Architectural story:

The Hathaway-Macomber House appears today as a large, gable-roof house with a five-bay façade and a substantial center chimney. Built ca.1715, the structure was originally located in Assonet, a village of Freetown, Massachusetts, which is north of Fall River and east of the current Route 24. NRF purchased and disassembled the house in 1974 and relocated it to Newport. 

Restoration story:

The house was then reconstructed and restored at its current site on Thames Street in 1974-75. The restoration process helped give insight into the early construction of the building and more information about the evolution of the floorplan.
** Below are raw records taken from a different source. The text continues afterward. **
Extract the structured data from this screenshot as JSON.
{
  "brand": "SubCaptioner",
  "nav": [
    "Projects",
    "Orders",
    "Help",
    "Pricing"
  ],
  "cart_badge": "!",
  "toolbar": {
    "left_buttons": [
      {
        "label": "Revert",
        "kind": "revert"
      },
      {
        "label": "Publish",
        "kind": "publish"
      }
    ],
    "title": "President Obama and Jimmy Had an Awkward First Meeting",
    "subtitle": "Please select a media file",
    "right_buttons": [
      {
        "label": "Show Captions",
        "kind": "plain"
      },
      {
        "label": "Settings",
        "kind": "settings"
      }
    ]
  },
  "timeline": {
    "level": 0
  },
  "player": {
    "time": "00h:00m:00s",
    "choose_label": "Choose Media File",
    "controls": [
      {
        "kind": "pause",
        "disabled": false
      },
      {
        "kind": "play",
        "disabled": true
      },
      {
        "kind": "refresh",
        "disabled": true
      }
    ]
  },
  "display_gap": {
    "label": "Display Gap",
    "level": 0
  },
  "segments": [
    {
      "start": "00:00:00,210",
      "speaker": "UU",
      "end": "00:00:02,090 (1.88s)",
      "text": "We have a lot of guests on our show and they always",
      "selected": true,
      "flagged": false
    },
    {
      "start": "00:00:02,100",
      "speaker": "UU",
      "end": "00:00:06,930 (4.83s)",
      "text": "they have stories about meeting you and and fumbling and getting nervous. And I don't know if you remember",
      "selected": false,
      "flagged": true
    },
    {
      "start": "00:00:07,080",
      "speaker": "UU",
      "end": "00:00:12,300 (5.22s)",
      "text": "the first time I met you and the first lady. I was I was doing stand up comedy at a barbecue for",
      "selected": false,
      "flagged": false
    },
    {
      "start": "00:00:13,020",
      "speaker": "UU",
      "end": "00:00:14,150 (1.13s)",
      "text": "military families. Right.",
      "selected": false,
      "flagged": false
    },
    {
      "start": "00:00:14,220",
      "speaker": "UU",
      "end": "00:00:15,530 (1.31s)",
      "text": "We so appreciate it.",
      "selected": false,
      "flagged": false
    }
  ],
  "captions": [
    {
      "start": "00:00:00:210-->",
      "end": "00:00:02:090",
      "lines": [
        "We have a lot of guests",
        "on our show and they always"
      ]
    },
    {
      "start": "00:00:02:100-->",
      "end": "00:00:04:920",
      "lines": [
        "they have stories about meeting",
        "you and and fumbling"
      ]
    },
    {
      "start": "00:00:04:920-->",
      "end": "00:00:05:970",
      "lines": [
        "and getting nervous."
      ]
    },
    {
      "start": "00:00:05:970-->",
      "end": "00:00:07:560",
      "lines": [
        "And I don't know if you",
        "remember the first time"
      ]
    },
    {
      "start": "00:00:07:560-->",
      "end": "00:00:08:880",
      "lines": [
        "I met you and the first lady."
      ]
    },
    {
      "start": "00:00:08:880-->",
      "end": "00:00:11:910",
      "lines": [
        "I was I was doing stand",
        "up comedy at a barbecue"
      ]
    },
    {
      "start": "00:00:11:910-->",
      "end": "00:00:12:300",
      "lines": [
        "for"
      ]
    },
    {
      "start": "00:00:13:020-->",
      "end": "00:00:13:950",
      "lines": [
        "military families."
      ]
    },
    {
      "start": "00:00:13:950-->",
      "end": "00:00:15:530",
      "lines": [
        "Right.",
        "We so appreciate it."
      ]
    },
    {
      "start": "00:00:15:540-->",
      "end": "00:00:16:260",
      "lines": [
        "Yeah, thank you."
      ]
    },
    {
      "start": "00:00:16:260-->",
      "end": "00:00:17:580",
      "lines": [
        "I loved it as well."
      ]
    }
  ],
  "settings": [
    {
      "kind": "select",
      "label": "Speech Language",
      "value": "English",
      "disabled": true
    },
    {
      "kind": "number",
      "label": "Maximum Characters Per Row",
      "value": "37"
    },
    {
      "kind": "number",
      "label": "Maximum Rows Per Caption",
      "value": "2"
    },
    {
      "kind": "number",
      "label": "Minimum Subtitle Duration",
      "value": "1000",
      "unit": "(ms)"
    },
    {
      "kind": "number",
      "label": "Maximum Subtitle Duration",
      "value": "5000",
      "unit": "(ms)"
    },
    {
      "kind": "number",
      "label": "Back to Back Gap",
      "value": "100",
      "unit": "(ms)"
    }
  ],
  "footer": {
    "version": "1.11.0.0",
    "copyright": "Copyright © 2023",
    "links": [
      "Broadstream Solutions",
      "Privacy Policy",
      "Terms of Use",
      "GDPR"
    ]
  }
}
From the materials used to build the house, as well as the detailed drawings of the framing plan done at the time of disassembly, it appears that the first structure was the section to the right of the front door. This heavily framed unit is distinct from the rest of the house in size of materials and construction methods and was probably a simple, one-and-a-half or two-story hall/chamber building. Indications in the framing for a saltbox roof to the rear of the first structure suggest that an addition to the rear of the house was built next. Sometime during the second half of the eighteenth century, the farmhouse was expanded to the full house plan seen today. 

People story:

It is believed a Colonel Jeremiah Hathaway built the first structure c. 1715 and that the Hathaway family occupied the farmhouse throughout much of the eighteenth century. Around 1800, the Hathaways became connected to a Macomber family through marriage and, from this time on, the house was referred to as the Macomber house. 

We are looking forward to learning more about the people who lived and worked in this house.